Dziennikarze to obywatele jak wszyscy inni i nie mogą być wyjęci spod prawa. Jeśli popełnią przestępstwo pospolite, powinni być karani tak jak każdy inny obywatel. Niemniej jednak publikując materiały, w których ujawniają informacje poufne lub uderzające w wizerunek polityków czy urzędników, nie działają na własny rachunek, lecz dla dobra opinii publicznej. Jeśli ktoś czuje się skrzywdzony publikacjami prasowymi, ma prawo dochodzić swoich praw w postępowaniach cywilnych. Dlatego z niepokojem przyglądamy się coraz częstszej w ostatnim czasie tendencji do angażowania przeciwko dziennikarzom prokuratury w reakcji na publikacje prasowe.
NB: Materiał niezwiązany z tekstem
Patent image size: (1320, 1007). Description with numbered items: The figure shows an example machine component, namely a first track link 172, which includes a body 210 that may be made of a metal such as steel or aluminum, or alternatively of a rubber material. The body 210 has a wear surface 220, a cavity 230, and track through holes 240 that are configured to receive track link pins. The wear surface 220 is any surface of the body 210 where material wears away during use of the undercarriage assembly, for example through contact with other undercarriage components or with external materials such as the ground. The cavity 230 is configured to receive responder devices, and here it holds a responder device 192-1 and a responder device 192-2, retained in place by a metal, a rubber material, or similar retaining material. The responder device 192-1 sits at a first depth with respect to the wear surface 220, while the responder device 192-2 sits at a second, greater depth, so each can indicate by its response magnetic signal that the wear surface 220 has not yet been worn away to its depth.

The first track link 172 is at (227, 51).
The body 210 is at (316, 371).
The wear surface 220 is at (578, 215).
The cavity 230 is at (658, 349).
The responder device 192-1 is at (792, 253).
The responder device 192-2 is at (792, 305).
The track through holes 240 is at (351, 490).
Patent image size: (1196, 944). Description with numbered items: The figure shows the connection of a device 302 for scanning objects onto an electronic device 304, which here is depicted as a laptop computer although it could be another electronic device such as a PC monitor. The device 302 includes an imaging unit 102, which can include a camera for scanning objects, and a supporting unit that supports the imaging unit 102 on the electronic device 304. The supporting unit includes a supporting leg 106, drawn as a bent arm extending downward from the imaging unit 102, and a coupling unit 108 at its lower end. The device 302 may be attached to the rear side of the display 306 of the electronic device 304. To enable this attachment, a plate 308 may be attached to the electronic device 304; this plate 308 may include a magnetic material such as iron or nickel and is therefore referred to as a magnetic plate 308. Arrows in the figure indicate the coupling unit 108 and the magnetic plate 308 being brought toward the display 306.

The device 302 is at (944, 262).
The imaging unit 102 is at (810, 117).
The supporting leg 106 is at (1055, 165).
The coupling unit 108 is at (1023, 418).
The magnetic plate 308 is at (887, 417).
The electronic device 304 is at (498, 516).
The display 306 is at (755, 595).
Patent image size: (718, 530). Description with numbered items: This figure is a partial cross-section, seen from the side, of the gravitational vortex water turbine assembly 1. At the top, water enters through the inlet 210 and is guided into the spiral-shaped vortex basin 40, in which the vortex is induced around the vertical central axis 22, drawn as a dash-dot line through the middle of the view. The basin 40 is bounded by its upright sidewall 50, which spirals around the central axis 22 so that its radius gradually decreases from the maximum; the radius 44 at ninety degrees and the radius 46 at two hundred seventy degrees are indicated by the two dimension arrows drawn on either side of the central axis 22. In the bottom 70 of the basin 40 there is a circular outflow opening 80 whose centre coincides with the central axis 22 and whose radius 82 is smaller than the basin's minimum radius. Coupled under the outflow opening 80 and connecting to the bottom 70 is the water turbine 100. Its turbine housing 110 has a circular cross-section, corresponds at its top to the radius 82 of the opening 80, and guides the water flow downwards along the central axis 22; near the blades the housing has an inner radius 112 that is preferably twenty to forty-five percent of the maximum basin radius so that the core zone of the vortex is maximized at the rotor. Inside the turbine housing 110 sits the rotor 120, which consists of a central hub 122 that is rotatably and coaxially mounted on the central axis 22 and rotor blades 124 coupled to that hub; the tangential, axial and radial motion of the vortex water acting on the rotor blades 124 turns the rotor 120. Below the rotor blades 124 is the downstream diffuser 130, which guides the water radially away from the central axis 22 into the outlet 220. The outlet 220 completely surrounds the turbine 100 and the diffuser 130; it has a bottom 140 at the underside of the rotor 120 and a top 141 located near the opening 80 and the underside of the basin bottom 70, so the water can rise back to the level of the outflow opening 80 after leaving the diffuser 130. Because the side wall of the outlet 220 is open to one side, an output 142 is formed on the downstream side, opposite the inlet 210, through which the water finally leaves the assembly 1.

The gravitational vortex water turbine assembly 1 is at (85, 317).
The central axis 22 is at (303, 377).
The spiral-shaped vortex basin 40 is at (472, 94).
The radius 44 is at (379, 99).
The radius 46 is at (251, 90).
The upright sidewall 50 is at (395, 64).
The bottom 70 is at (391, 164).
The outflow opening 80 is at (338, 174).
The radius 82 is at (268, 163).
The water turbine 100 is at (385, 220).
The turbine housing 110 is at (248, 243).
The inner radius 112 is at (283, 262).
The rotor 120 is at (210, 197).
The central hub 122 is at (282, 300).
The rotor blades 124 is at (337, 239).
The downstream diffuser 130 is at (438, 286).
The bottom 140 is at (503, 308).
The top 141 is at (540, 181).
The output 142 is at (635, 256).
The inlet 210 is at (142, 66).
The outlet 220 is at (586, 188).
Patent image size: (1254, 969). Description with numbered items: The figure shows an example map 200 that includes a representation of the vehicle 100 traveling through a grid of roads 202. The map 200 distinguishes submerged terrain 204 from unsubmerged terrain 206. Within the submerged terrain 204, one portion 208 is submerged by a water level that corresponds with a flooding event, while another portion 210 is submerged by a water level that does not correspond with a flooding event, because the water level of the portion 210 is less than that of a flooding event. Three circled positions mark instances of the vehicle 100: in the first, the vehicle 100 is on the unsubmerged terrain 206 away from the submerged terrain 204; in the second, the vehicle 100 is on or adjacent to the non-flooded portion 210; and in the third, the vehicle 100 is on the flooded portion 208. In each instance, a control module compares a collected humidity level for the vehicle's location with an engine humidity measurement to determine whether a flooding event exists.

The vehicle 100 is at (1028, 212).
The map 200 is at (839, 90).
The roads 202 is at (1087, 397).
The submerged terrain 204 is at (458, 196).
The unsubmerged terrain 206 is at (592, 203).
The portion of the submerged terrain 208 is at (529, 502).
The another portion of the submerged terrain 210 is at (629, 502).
Oburzony tekstami na swój temat szef MON Antoni Macierewicz doniósł na ich autora do prokuratury wojskowej. W reakcji na publikacje prasowe na temat sędziów Trybunału Konstytucyjnego, TK poinformował o skierowaniu sprawy do prokuratury. Za nieujawnienie informatora ukarano grzywną dziennikarkę Polsat News, która doprowadziła do ujęcia groźnego pedofila. Prokuratura przesłuchuje ostatnio dziennikarzy w sprawie publikacji na temat sytuacji w SKOK sprzed kilku lat, m.in. autora tekstów na ten temat w „Rzeczpospolitej" Andrzeja Stankiewicza, dziś dziennikarza Onet.pl.
Nie jest głównym zadaniem nadzorowanej przez polityka prokuratury ustalanie prawdziwości tez zawartych w materiałach prasowych. Angażowanie w kolejne politycznie ważne sprawy śledczych może zaś rodzić podejrzenia, że mamy do czynienia z próbami wywierania nacisku na autorów niewygodnych dla obozu władzy tekstów oraz sygnałem dla innych dziennikarzy. Krytyczne, patrzące władzy na ręce media to podstawa demokracji. Dlatego też apelujemy do środowiska dziennikarskiego, by bez względu na dzielące je różnice zachowało solidarność w tej sprawie. Do ministra sprawiedliwości i prokuratora generalnego w jednej osobie apelujemy z kolei, żeby dbał o to, by działania podległych mu śledczych nie miały charakteru politycznych represji ani próby tłumienia zagwarantowanej ustawowo krytyki prasowej.